Figure 13 - Communities of people mentioning each other. We can see the two disconnected group of people on the left, aligned with their corresponding hashtags on the right (people on top, converse about topics on top). The frontier is more fuzzy and a core set of topics (on top) relate very much to lote4 whereas matera is very diffuse (on bottom)
Conclusions
This analysis is only the result of a 2-day workshop, and we would wish to push it further to have a complete understanding of the structure of the community. But it is a nice example how we can dig effective elements of discussions, topics of interests, and central people, at the heart of a very noisy spread Twitter conversation.
Also, considering the context of the event it would make sense to filter the data after, the end of November. Later tweets refer to Matera or to the unMonastery, but at this point the two terms no longer refer to a unity. There also could be many other questions, focused on data properties but also wider openings: How would we compared and define that with annother community, such as Imagination4People’s mailing list / communities? What is the specific role of these [put-your-list-here] individuals? What were their focus of attention during [put-your-timeframe-here]? etc. etc.

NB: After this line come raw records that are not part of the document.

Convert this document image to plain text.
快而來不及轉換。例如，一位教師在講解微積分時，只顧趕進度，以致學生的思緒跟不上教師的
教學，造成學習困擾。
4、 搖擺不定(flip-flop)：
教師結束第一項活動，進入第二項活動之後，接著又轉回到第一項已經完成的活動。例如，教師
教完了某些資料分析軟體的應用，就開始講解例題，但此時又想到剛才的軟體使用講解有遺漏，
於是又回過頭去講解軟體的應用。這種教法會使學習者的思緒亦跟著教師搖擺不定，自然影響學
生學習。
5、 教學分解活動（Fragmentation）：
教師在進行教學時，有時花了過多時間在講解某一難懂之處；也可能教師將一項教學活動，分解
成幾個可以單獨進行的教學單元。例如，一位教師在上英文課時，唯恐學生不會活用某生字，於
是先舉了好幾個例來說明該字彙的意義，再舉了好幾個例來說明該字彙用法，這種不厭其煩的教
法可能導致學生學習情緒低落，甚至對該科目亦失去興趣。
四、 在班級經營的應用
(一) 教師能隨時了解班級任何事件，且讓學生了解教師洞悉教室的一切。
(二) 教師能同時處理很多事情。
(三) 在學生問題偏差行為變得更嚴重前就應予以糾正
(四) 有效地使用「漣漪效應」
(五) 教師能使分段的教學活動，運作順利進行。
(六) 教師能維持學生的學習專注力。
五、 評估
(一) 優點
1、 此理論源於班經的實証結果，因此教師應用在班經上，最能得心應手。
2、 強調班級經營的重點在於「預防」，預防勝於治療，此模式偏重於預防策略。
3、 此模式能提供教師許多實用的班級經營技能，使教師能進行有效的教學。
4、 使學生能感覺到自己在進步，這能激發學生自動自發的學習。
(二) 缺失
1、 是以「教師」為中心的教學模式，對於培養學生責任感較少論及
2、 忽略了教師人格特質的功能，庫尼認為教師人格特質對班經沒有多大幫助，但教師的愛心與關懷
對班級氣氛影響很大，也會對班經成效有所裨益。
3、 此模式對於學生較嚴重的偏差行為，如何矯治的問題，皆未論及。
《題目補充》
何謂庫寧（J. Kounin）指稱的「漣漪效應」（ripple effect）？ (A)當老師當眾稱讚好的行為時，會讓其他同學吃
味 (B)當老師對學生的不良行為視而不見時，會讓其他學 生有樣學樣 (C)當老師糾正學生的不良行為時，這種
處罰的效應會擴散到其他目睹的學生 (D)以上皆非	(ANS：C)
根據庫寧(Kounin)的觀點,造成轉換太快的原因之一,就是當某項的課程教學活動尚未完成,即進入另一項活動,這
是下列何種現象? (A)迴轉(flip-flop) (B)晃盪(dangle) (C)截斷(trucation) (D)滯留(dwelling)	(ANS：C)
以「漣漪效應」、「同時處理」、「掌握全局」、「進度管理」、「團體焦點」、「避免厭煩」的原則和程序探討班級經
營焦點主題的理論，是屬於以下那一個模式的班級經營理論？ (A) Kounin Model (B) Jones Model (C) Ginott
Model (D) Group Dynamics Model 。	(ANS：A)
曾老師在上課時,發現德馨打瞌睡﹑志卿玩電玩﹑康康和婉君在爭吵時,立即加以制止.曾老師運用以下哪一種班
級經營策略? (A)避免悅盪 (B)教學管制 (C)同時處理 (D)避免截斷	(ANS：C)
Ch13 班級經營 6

Now that we know all these tools and metrics are available, the most challenging task would be to set a (Cartesian) method to systematize and build integrated tools for the analysis of such a Twitter community. Here are some examples ways of applying this to the real world:
- Showing the graphs on events to demonstrate which were the main topics tweeted during the day and which people were most active - this implies that the graphs are developed rather quickly
- You can identify people who are especially interested in specific topics, at least if mentioning the topic in \# is a good indicator for this
- Really cool would be if this could be used instantly on a twitter wall during events
- By reducing the overall number of members of a community to the very few (18 in this case) really active ones, you know who you would need to approach for future events, discussions etc. > find the champions
- As it comes down to few topic \# on our graph, we might be able to encounter new emerging topics or other unexpected stuff
Development
All the data is made open from the Masters of Networks 3 drive. This analysis has been processed during the event, Tulip 4.6 has been used to process the CSV data, and build the initial networks, detangler has been used for the paired semantic analysis, and a little bit of d3 to process the time series (just a bit after the event).